Но, насколько я помню, Хренов, вообще долго вел себя хорошо, то есть не пел, когда выпьет, и не топал ногой – ну, это «хорошо» относительно меня, потому что я никогда не топал. Кстати, Серега Артюшков, который тоже провел с Хреновым немало дней жизни, говорит, что точно помнит, когда тот начал топать ногой и петь. Утверждает, что эти особенности Хренов приобрел после просмотра мюзикла «Иисус Христос – суперзвезда».

Где-то показывали такое кино, а с проходкой было напряженно, и они как-то все-таки проникли с черного хода, но не в зал, а на сцену, по то сторону экрана, и в компании таких же проходимцев плодотворно провели время, попивая и покуривая, за просмотром фильма с изнанки. Потом они куда-то пошли в гости, и там уже, в продолжение вечеринки, Хренов как раз и запел, и затопал.

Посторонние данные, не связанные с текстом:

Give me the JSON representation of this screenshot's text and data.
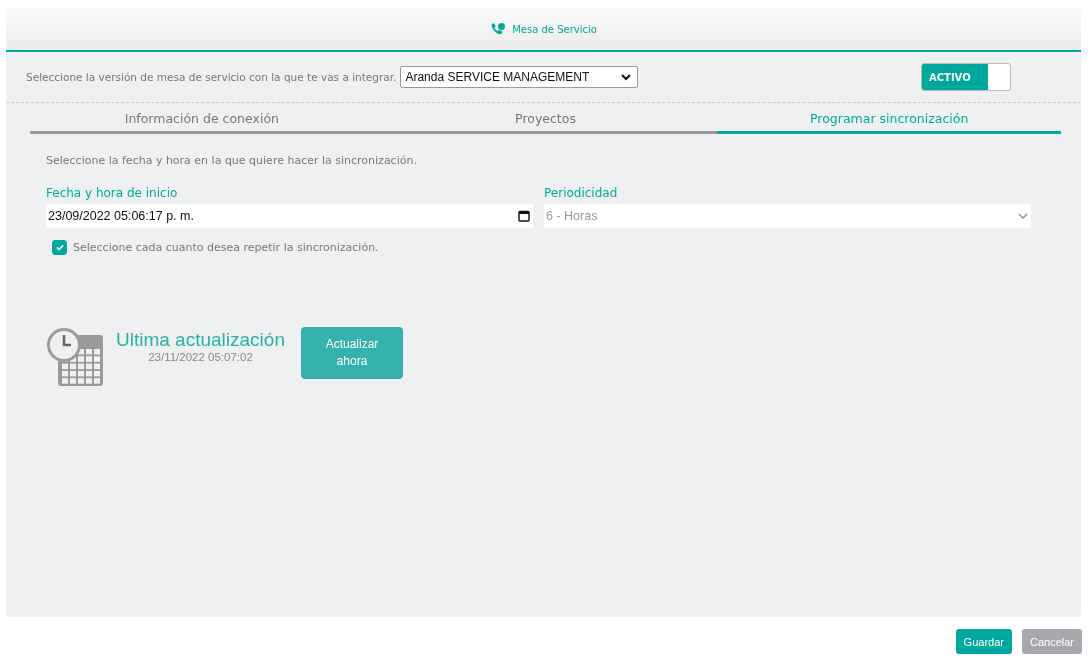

Знаете, есть один удивительный момент в человеческой памяти, какая-то избирательная амнезия, но когда сегодня я спрашиваю различных знакомых про Хренова, то практически все помнят, только как он топал и пел.

Вот даже Лапицкий, например, первым делом вспоминает про то, как они где-то что-то праздновали, а Хренов начал петь «строубери филд форева», и их замели в опорный пункт во дворе «Хроники». Ну, там на Лапицкого посмотрели и отпустили, и барышню – оказывается, с ними еще и чья-то спутница затесалась – тоже отпустили. Но Лапицкий сказал, что без Хренова не уйдет и долго убеждал ментов, что Хренов, по сути, совершенно тихий и безобидный, что произошло досадное недоразумение. Те по-чему-то поверили и сказали, ладно, мол, катитесь отсюда Однако далеко им уйти не удалось, потому что во дворе снова зазвучало «строубери филд форева», а там такая акустика, что менты тут же выскочили и сцапали Хренова обратно. Тогда эта барышня пошла его вызволять, и все повторилось с буквальной точностью, как в той Хреновской песне: строубери филд форева.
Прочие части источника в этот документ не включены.